Tether is expanding its open-source funding efforts with new grants for decentralised wallet, payment, and local-first AI developers building independent infrastructure without centralised intermediaries.
Tether has launched a new grants initiative aimed at developers building open-source wallet, payment, decentralised infrastructure, and local-first AI tools on its open technology stack. The programme focuses on software designed to operate independently without relying on custodians, exchanges, cloud infrastructure, or external APIs.
A major part of the initiative centres on Tether’s open-source Wallet Development Kit (WDK), which enables developers to embed self-custodial wallets directly into mobile, desktop, and embedded applications. The toolkit allows users to manage keys locally, sign transactions, and transfer funds without custodial intermediaries while integrating payments directly into applications.
The initiative is also tied closely to Tether’s QVAC platform, an on-device AI system that processes data locally instead of relying on cloud-based infrastructure. Tether said the approach helps reduce dependence on third-party systems while supporting local-first AI execution.

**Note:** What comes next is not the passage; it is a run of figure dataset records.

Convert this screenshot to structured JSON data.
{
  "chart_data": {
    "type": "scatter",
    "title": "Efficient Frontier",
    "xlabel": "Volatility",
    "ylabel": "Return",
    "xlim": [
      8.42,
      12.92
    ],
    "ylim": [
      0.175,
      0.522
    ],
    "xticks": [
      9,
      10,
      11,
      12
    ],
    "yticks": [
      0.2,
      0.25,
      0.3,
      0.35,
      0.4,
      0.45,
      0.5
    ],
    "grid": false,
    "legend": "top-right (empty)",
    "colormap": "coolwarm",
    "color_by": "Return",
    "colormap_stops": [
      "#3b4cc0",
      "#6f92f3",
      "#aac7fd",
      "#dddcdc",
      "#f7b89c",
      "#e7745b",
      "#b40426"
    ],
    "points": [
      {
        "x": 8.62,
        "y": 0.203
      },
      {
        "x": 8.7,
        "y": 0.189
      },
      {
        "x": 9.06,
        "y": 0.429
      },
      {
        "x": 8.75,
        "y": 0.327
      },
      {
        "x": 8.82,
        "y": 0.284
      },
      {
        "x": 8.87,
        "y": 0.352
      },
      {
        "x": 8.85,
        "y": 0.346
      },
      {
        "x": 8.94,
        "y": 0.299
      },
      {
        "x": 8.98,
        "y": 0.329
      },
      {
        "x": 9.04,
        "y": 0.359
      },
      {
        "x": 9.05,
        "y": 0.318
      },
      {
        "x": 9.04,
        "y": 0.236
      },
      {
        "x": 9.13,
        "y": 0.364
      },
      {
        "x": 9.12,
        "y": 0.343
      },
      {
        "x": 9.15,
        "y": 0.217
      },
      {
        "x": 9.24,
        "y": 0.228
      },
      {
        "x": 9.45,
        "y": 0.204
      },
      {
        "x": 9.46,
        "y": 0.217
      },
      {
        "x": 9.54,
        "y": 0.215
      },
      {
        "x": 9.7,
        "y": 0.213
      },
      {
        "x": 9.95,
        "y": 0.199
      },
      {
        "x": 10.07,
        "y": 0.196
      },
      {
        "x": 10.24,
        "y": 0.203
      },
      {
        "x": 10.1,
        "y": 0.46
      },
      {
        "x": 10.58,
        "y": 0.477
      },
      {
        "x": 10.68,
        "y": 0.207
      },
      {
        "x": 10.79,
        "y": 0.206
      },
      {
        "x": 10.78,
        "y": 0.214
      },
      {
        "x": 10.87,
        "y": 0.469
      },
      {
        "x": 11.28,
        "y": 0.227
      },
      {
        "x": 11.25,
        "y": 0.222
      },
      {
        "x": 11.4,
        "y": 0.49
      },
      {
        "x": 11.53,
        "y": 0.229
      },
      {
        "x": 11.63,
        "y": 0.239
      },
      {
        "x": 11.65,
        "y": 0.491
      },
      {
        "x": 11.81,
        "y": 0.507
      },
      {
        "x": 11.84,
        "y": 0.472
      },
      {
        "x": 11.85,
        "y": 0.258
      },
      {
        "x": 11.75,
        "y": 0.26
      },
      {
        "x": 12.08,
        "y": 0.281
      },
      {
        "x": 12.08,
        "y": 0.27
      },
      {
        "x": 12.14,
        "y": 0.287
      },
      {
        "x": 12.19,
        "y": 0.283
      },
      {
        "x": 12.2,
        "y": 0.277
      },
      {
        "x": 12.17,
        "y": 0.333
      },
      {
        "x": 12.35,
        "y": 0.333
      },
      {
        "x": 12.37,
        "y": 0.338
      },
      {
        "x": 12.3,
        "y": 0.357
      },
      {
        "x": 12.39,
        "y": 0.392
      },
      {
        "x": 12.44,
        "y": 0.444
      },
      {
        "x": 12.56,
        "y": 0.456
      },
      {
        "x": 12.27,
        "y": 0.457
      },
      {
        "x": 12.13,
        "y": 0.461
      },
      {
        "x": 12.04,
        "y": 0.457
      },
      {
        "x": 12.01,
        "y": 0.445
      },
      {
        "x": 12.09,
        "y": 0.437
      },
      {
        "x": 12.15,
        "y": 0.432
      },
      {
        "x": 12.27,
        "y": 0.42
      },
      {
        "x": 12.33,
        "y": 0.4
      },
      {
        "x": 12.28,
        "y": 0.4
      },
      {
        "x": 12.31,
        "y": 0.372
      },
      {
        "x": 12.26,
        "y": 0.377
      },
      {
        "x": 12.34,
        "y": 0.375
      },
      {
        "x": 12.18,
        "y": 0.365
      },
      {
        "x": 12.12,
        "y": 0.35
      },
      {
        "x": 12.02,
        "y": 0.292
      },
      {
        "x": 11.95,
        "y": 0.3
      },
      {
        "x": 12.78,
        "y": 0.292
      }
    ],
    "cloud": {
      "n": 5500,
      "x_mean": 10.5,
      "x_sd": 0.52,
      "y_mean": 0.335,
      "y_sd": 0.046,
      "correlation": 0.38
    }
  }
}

Grants will support wallet tools, browser extensions, AI applications, peer-to-peer networking, cryptography research, infrastructure tooling, integrations, and open standards. Funding will be distributed as task-based payouts ranging from $1,500 to $4,000, paid in Bitcoin or USDT.
“We’re taking a different approach. If you can build something that runs locally, holds value directly, and doesn’t rely on external providers, we’ll fund it. That’s how you get real systems into the market,” said Paolo Ardoino.
The programme expands Tether’s broader open-source and Bitcoin-focused funding efforts, including previous grants to the BTCPay Server Foundation and donations to OpenSats.